I'm currently using ClamAV along with postfix and clamsmtp, but it uses a lot of ram. Right now it's using 73MB rss, and my mail server barely has any traffic. Is there anything else out there that is lighter weight but still has a good detection rate?

Justin

Personally, I don't recommend using anti-virus software on Linux mail servers as any viruses you get through email will not effect the server itself and it causes high CPU and ram usage. Instead I recommend all Windows user's of my mail servers to use client side scanning.

And when $IDIOT_LUSER disables his antivirus because it popped up and annoyed him, and gets a virus from a mail that you could have caught on your server.. then what?

Just saying that if you have any responsibility at all to the users of your mail server, you can prevent a lot of headaches by scanning for viruses before $GRANDMA or $TEEN_WHO_LIKES_PORN can get them.

Typically I haven't seen ClamAV pick up any viruses on my server's incoming/outgoing mail. Ironically, it's done just the opposite. Some viruses have slipped through it (SH scripts) so I disabled clam-smtp since it wasn't doing much of what it was supposed to.

I have had just the opposite experience. Clamav is a most excellent scanning tool. On a machine that has seen 4.8 million messages come to it in 24 months, clamav has stopped 51,000 for viral content. The amount of viral messages is much lower than it was 5 years ago, but they certainly still do exist. If your clamav wasn't detecting them, you must have had something mis-configured.

Peace,
JimBass

Well, clamav has only been installed for a few days and has caught a couple of viruses. I believe the number of viruses is low because I greylist mail servers that are on DHCP (S25R).

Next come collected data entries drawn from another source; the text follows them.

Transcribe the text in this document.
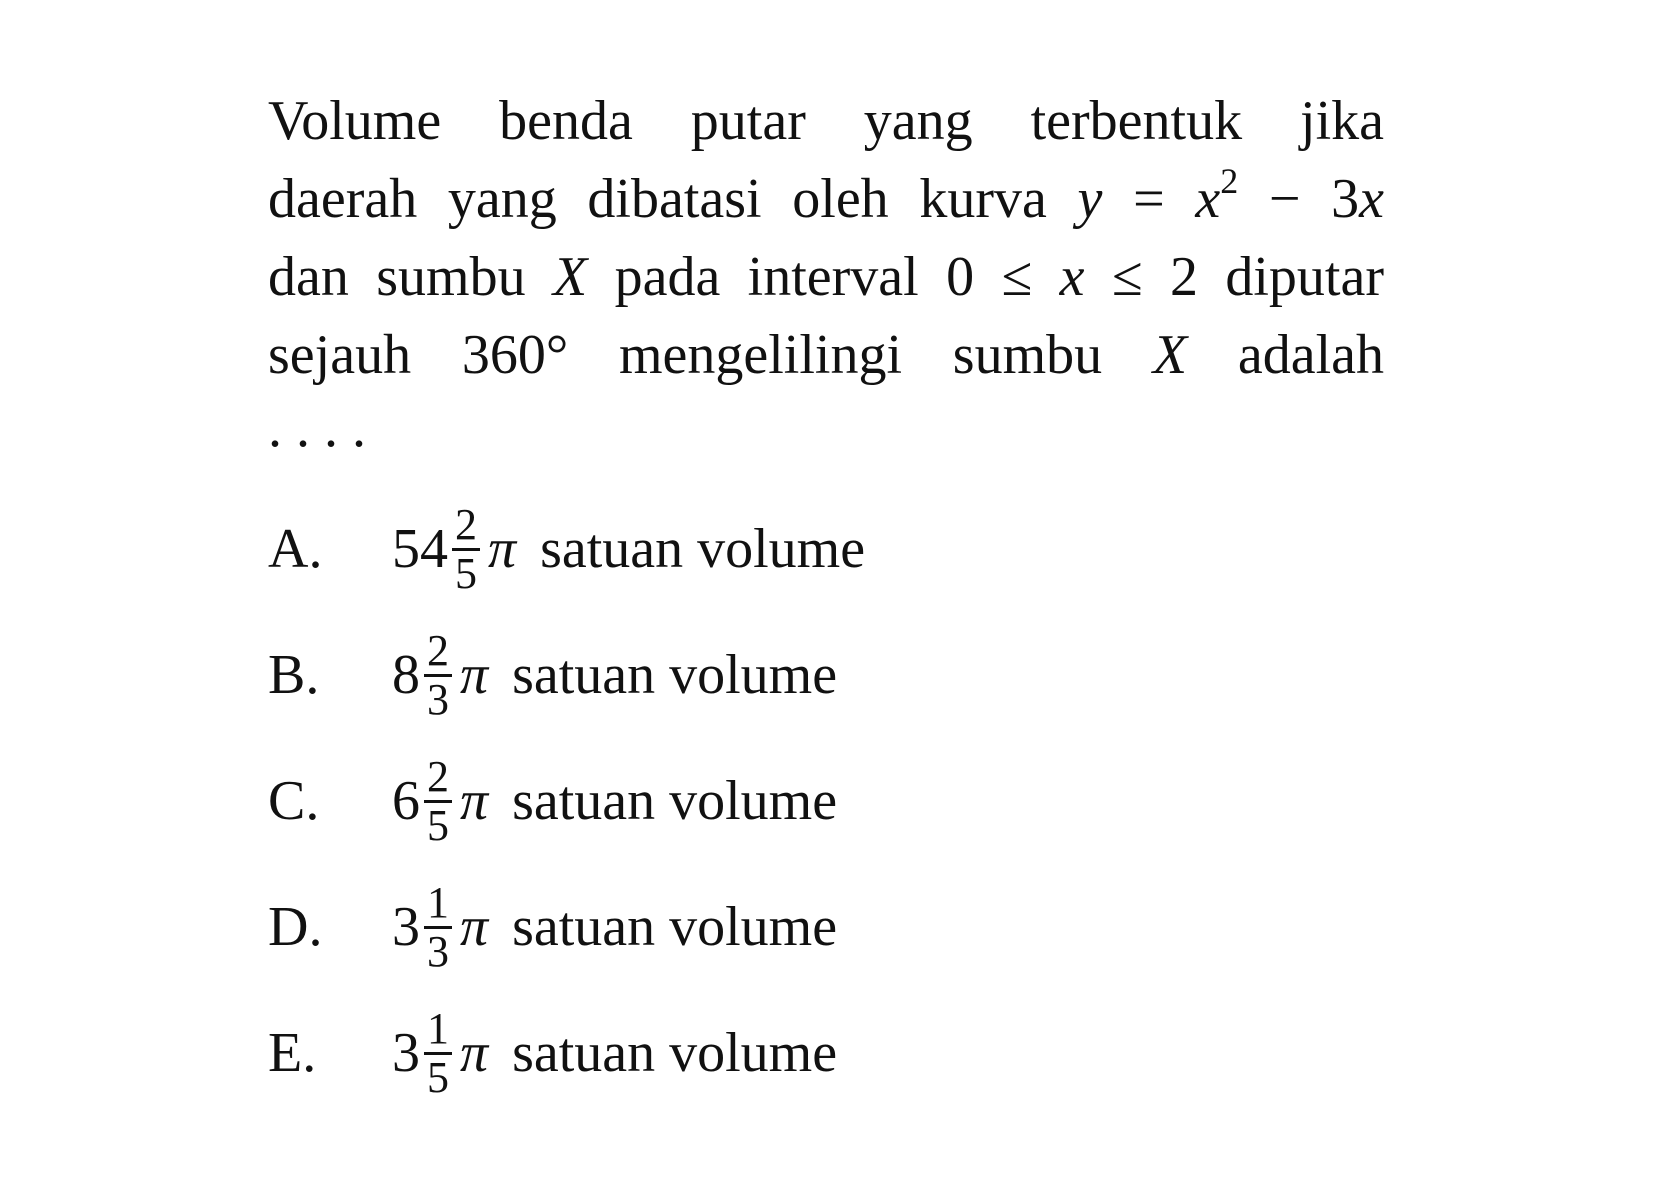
Volume benda putar yang terbentuk jika
daerah yang dibatasi oleh kurva $y = x^2 - 3x$
dan sumbu X pada interval 0 ≤ x ≤ 2 diputar
sejauh 360° mengelilingi sumbu X adalah
....
A.	$54 \frac{2}{5}$ π satuan volume
B.	$8 \frac{2}{3}$ π satuan volume
C.	$6 \frac{2}{5}$ π satuan volume
D.	$3 \frac{1}{3}$ π satuan volume
E.	$3 \frac{1}{5}$ π satuan volume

However on both servers it's using 95MB of ram now. I'm going to have to remove it from one of the servers, since it only has 512MB total. I'll have to experiment with other antiviruses.

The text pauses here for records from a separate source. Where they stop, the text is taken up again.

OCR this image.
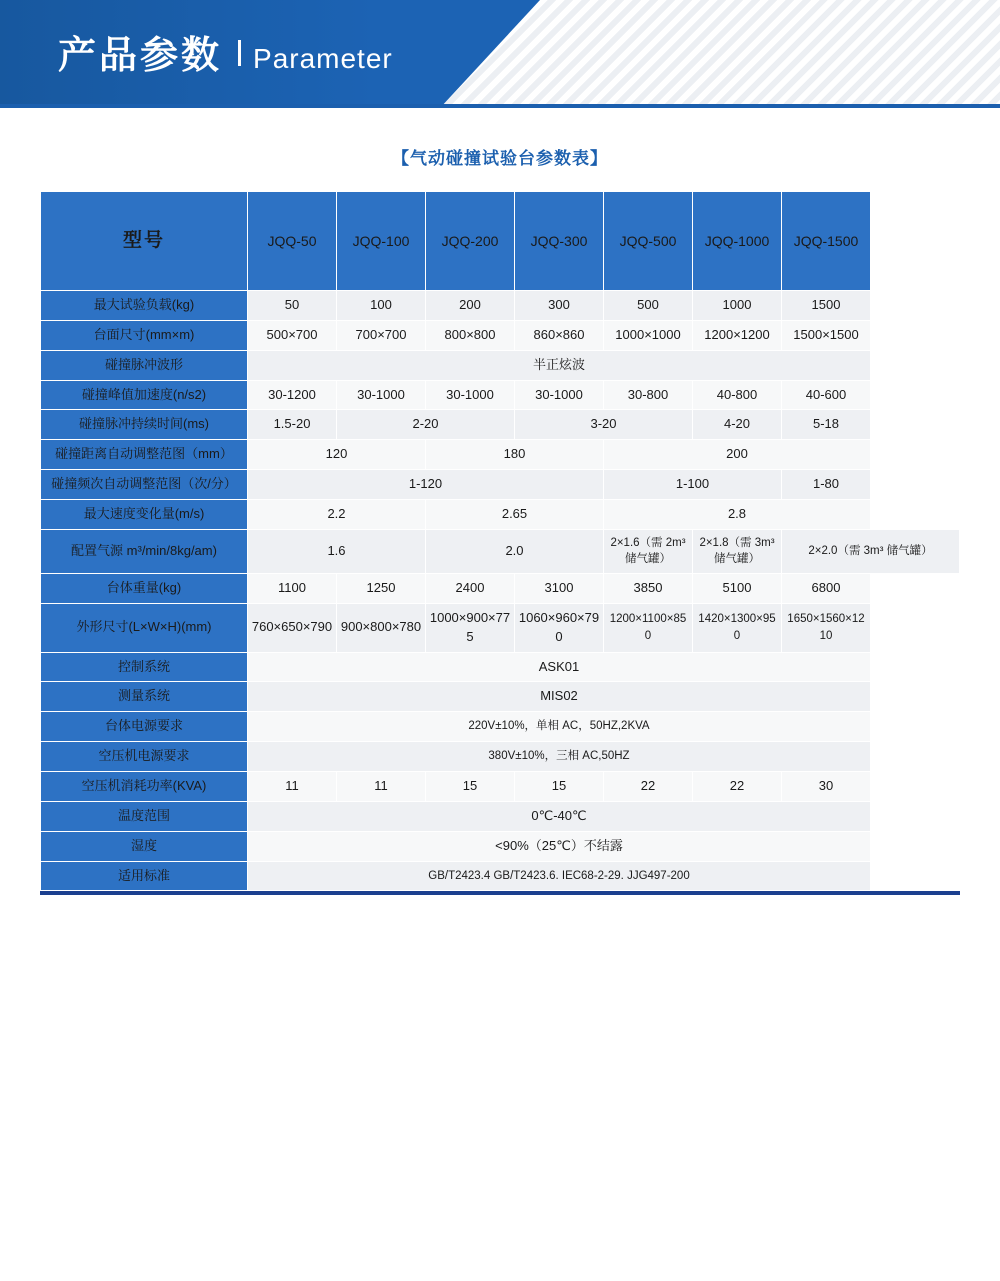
产品参数 Parameter
【气动碰撞试验台参数表】
型号	JQQ-50	JQQ-100	JQQ-200	JQQ-300	JQQ-500	JQQ-1000	JQQ-1500
最大试验负载(kg)	50	100	200	300	500	1000	1500
台面尺寸(mm×m)	500×700	700×700	800×800	860×860	1000×1000	1200×1200	1500×1500
碰撞脉冲波形	半正炫波						
碰撞峰值加速度(n/s2)	30-1200	30-1000	30-1000	30-1000	30-800	40-800	40-600
碰撞脉冲持续时间(ms)	1.5-20	2-20		3-20		4-20	5-18
碰撞距离自动调整范图（mm）	120		180		200		
碰撞频次自动调整范图（次/分）	1-120				1-100		1-80
最大速度变化量(m/s)	2.2		2.65		2.8		
配置气源 m³/min/8kg/am)	1.6		2.0		2×1.6（需 2m³储气罐）	2×1.8（需 3m³储气罐）	2×2.0（需 3m³ 储气罐）
台体重量(kg)	1100	1250	2400	3100	3850	5100	6800
外形尺寸(L×W×H)(mm)	760×650×790	900×800×780	1000×900×775	1060×960×790	1200×1100×850	1420×1300×950	1650×1560×1210
控制系统	ASK01						
测量系统	MIS02						
台体电源要求	220V±10%，单相 AC，50HZ,2KVA						
空压机电源要求	380V±10%，三相 AC,50HZ						
空压机消耗功率(KVA)	11	11	15	15	22	22	30
温度范围	0℃-40℃						
湿度	<90%（25℃）不结露						
适用标准	GB/T2423.4 GB/T2423.6. IEC68-2-29. JJG497-200						
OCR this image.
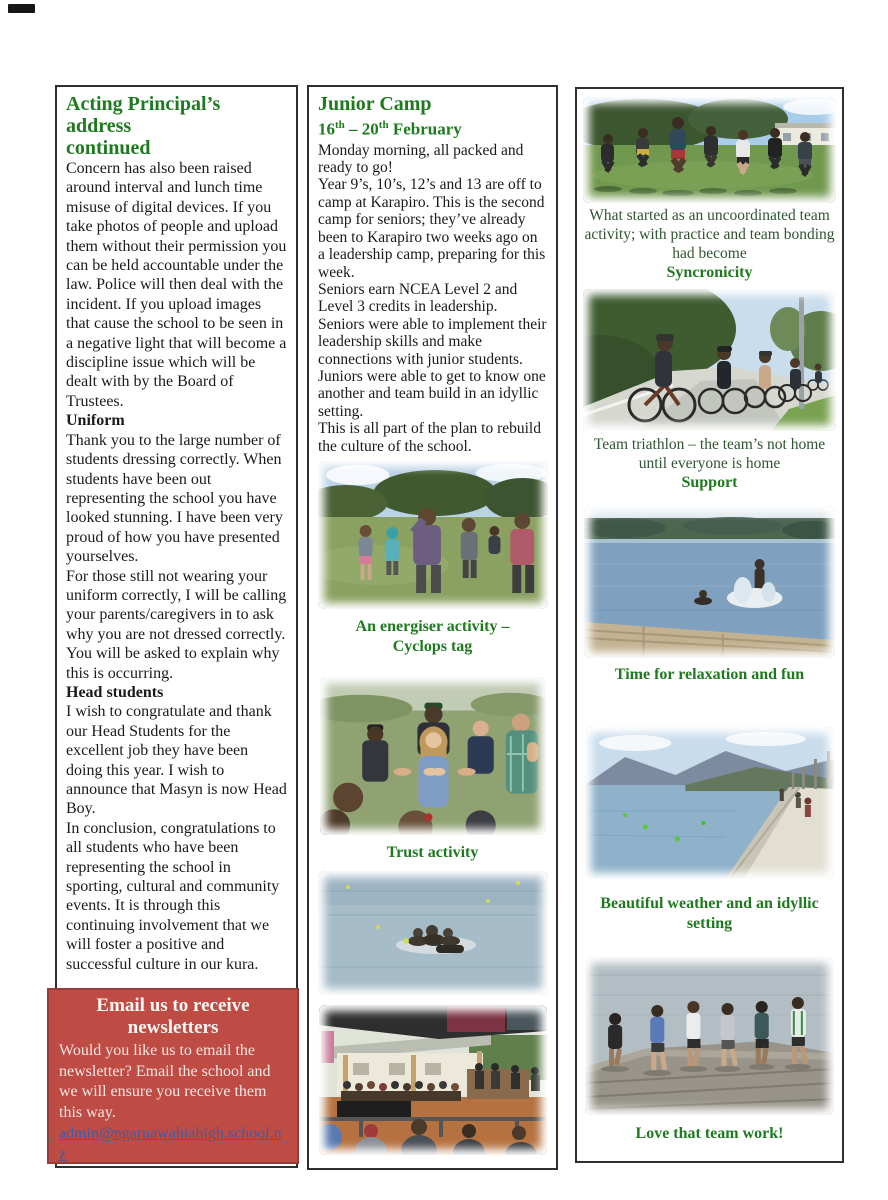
Acting Principal’s address
continued

Concern has also been raised around interval and lunch time misuse of digital devices. If you take photos of people and upload them without their permission you can be held accountable under the law. Police will then deal with the incident. If you upload images that cause the school to be seen in a negative light that will become a discipline issue which will be dealt with by the Board of Trustees.

Uniform

Thank you to the large number of students dressing correctly. When students have been out representing the school you have looked stunning. I have been very proud of how you have presented yourselves.

For those still not wearing your uniform correctly, I will be calling your parents/caregivers in to ask why you are not dressed correctly. You will be asked to explain why this is occurring.

Head students

I wish to congratulate and thank our Head Students for the excellent job they have been doing this year. I wish to announce that Masyn is now Head Boy.

In conclusion, congratulations to all students who have been representing the school in sporting, cultural and community events. It is through this continuing involvement that we will foster a positive and successful culture in our kura.

Email us to receive newsletters

Would you like us to email the newsletter? Email the school and we will ensure you receive them this way.

admin@ngaruawahiahigh.school.nz
Junior Camp
16th – 20th February

Monday morning, all packed and ready to go!

Year 9’s, 10’s, 12’s and 13 are off to camp at Karapiro. This is the second camp for seniors; they’ve already been to Karapiro two weeks ago on a leadership camp, preparing for this week.

Seniors earn NCEA Level 2 and Level 3 credits in leadership.

Seniors were able to implement their leadership skills and make connections with junior students.

Juniors were able to get to know one another and team build in an idyllic setting.

This is all part of the plan to rebuild the culture of the school.

An energiser activity –

Cyclops tag

Trust activity

What started as an uncoordinated team activity; with practice and team bonding had become
Syncronicity
Team triathlon – the team’s not home until everyone is home
Support

Time for relaxation and fun

Beautiful weather and an idyllic setting

Love that team work!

Please be sure to post your results.

I just installed Bitdefender for Unices (free for personal use). Bitdefender also makes a linux scanner that is designed for mail servers, but it is not free. However, they do offer some instructions on how to use the free version on a mail server.

I did a quick scan of /var/spool/mail with both clamav and bitdefender using the latest virus definitions.

Clamav (clamscan --log=clamscan.log -ir /var/spool/mail)
Viruses caught: 2
Time to scan: 9 minutes

Bitdefender (bdscan --log=bdscan.log --no-list /var/spool/mail/)
Viruses caught: 225
Time to scan: 32 minutes

Justin,
How was bitdefender on RAM use?

Also, (225/32) / (2/9) = 31.641 -- if you consider detections per minute, the extra time bitdefender took seems well worth it.

I'm not sure yet. I was scanning very large files, so it's not a good comparison. The free version of Bitdefender has no daemon like clamd, so it's not something that will run all the time. Instead a new instance will be spawned for every email. This isn't really ideal for a mail server, but I'm going to experiment with it anyways.

I also downloaded f-prot, which comes with a daemon. However it detected ZERO viruses in the above test. I'm hoping that it just had a hard time parsing the unix-style mailboxes, and that it will do better scanning one email at a time.

Edit: Actually, the new version of f-prot (6.x) does not come with the daemon. Only the old one does (4.x). I may try the old one anyways.

Maybe you could write a wrapper script for f-prot (6.x) that could function as a daemon.